Steinau H-U, Hauser J, Farzaliyev F, Podleska L
Klinik für Unfallchirurgie/Plastische Chirurgie, Sarkomzentrum am Westdeutschen Tumorzentrum CCC, Universitätsklinikum Essen, Universität Duisburg-Essen, Hufeland Str. 55, 45147, Essen, Deutschland,
Chirurg. 2014 Mar;85(3):215-20, 222-3. doi: 10.1007/s00104-013-2603-z.

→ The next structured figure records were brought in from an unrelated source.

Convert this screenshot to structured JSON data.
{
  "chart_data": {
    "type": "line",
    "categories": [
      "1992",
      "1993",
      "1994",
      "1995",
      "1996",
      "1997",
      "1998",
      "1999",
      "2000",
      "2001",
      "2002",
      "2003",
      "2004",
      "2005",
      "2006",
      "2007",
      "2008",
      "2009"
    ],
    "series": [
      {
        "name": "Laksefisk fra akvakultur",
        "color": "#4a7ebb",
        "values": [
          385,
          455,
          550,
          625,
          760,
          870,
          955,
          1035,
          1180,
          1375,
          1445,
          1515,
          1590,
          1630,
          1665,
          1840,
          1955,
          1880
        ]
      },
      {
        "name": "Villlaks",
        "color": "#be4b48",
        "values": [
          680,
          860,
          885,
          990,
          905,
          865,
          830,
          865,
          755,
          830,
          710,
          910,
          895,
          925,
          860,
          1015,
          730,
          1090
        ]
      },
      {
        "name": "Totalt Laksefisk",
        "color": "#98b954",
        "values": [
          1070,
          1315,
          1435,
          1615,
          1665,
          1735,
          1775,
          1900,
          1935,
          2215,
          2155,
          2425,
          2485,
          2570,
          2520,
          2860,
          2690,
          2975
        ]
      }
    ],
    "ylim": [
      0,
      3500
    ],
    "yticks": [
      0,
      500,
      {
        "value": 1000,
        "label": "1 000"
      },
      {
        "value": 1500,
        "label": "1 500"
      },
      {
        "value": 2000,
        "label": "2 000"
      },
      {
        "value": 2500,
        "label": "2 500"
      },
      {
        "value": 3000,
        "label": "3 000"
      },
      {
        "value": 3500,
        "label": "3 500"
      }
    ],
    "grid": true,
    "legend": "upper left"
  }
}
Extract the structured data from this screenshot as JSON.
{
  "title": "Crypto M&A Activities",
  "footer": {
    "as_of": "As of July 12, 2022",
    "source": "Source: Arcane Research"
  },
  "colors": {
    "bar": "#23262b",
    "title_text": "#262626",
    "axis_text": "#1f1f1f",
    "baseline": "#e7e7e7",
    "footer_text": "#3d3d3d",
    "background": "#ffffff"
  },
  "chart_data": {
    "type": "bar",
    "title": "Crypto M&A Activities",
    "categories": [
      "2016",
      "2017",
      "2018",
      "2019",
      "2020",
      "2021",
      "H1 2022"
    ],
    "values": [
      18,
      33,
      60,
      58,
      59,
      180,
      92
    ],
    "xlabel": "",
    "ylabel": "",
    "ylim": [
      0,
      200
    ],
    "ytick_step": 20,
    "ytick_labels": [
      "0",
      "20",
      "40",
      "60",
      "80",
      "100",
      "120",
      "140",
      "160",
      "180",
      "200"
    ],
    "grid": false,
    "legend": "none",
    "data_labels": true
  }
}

Multimodal treatment of malignant tumors of the musculoskeletal system with R0 in sano resection plays a key role in prevention of local recurrence in soft tissue and bone sarcoma. In cases of unavoidable neuromuscular or osseous defects, current plastic and orthoplastic reconstruction techniques avoid limb amputation in the majority of patients. Clinical long-term results demonstrate that large resection defects do not necessarily result in impaired limb function if multidisciplinary procedures are integrated. In oncologically necessary major limb amputation, segmental resection and replantation of distal limb parts should be considered which provide end-bearing long stump formation. The functional conditions of long-term surviving elderly patients should be integrated into surgical decision-making and rehabilitation efforts.
在肌肉骨骼系统恶性肿瘤的多模式治疗中,进行R0根治性切除对预防软组织和骨肉瘤的局部复发起着关键作用。在不可避免地出现神经肌肉或骨缺损的情况下,目前的整形和正颌整形重建技术可使大多数患者避免截肢。临床长期结果表明,如果采用多学科手术,大面积切除缺损不一定会导致肢体功能受损。在肿瘤学上必要的大肢体截肢手术中,应考虑进行节段性切除和远端肢体部分的再植,以形成有承重能力的长残端。长期存活老年患者的功能状况应纳入手术决策和康复工作中。